Die Unternehmen in Deutschland sind wegen der Spähattacken alarmiert. Auch weil sie noch mehr Hackerangriffe befürchten, rüsten sie auf. Anbieter amerikanischer Sicherheitssoftware werden gemieden.

Stuttgart - Die Spähskandale ausländischer Geheimdienste haben für die deutsche Wirtschaft auch einen positiven Nebeneffekt: Viele Hersteller und Dienstleister von Sicherheitssoftware verzeichnen derzeit ein Auftragsplus im zweistelligen Bereich. Oliver Grün, Vorstandsvorsitzender des Bundesverbands IT-Mittelstand, prognostizierte gegenüber den Stuttgarter Nachrichten eine gewaltige Zunahme bei den Exporten deutscher Sicherheitsprodukte: „Die Deutschen haben den Ruf von Datenschutz-Päpsten“, sagte Grün dem Blatt. Die Spähskandale seien vermutlich erst die Spitze des Eisbergs: „Die Industriespionage ist viel weiter fortgeschritten ist, als wir es denken.“

Einzelne Unternehmen der Branche bestätigen den Trend bereits. „Die Spähprogramme waren für die deutschen Firmen ein Weckruf, jetzt werden noch rasch Budgets für die IT-Sicherheit freigeschaufelt“, sagte Sebastian Schreiber, Geschäftsführer des Tübinger Sicherheitsdienstleisters SySS, den Stuttgarter Nachrichten: „Wir haben ein Drittel mehr Aufträge.“ Derzeit würden viele Unternehmer von ausländischen zu deutschen Herstellern von Sicherheitssoftware wechseln. Hintergrund sind die Enthüllungen des ehemaligen US-Geheimdienstmitarbeiters Edward Snowden. Demnach hatte der amerikanische Geheimdienst uneingeschränkten Zugriff auf Daten großer US-Internetfirmen. Der Bochumer Virenschutzspezialist G-Data rechnet damit, dass allein durch den Wechsel die Zahl der Unternehmenskunden um mindestens zehn Prozent steigen wird. „IT-Sicherheit made in Germany erhält derzeit einen anderen Stellenwert“, sagte Sprecher Thorsten Urbanski.

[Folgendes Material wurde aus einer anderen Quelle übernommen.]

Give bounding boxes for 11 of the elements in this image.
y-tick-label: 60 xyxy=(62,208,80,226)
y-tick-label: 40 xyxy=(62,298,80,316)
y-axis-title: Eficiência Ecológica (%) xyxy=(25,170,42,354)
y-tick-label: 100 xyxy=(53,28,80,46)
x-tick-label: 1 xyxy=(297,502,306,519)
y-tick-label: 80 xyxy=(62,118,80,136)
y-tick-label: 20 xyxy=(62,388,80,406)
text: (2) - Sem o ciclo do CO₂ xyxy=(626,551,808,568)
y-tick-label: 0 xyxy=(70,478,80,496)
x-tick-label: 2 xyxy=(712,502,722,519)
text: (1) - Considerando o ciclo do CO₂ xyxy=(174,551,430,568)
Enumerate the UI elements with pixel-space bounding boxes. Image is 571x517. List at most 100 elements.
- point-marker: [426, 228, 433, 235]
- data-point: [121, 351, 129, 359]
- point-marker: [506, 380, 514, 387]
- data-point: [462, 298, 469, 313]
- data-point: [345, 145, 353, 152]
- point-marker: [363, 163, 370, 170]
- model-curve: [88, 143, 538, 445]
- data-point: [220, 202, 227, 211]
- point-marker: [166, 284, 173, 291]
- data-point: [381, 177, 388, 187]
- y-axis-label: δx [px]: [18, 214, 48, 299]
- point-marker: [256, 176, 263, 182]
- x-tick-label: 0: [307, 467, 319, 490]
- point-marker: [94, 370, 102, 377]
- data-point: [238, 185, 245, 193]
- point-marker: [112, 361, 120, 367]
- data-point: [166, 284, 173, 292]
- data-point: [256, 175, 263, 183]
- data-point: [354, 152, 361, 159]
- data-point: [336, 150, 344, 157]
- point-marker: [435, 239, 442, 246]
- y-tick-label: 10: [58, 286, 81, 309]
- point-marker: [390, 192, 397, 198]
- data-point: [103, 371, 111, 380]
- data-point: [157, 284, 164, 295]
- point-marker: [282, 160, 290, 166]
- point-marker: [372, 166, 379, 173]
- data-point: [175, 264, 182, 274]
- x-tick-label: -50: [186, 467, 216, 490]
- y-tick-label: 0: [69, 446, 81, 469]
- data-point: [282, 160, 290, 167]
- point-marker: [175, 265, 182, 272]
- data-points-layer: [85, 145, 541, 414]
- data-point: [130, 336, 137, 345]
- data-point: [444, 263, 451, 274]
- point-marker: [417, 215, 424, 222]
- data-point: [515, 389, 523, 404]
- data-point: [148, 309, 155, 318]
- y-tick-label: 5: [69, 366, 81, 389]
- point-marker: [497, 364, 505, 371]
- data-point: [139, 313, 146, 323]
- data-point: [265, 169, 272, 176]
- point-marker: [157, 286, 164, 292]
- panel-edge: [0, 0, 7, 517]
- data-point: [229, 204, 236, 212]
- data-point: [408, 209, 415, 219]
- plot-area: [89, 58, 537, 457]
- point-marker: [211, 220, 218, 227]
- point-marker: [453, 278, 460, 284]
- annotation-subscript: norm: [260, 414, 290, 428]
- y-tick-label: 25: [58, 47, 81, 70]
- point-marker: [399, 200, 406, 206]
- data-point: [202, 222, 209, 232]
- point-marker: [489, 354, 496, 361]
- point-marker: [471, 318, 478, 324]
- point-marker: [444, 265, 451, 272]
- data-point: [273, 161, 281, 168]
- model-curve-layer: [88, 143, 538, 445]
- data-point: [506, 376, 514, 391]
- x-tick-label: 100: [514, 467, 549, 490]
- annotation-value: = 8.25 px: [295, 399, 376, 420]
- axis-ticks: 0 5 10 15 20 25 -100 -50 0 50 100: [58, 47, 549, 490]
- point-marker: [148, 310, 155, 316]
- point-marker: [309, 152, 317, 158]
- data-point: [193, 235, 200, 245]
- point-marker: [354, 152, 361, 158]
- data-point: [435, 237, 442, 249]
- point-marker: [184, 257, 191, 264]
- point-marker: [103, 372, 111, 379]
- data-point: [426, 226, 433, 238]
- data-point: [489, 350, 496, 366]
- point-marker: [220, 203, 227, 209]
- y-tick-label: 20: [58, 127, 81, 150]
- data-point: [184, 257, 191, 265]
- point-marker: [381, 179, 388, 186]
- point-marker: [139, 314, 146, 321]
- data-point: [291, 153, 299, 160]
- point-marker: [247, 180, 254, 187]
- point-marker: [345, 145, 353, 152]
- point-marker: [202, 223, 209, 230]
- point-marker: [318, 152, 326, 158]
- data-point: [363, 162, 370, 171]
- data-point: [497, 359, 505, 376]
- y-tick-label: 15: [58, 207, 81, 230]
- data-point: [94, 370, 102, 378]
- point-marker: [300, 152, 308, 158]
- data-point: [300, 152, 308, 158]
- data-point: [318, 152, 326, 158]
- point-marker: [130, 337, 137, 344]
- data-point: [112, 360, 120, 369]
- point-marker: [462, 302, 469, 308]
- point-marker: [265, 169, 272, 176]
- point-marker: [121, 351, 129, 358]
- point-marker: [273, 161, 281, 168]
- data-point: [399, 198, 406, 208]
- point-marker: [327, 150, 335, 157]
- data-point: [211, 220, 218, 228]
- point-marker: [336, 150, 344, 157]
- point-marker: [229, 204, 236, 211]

Laut einer Studie des Sicherheitsberaters Corporate Trust entsteht der deutschen Wirtschaft durch Industriespionage jährlich ein Schaden von 4,2 Milliarden Euro. Mehr als die Hälfte der deutschen Unternehmen ist demnach bereits Opfer von Industriespionage geworden. Die Dunkelziffern dürften aber weitaus höher sein.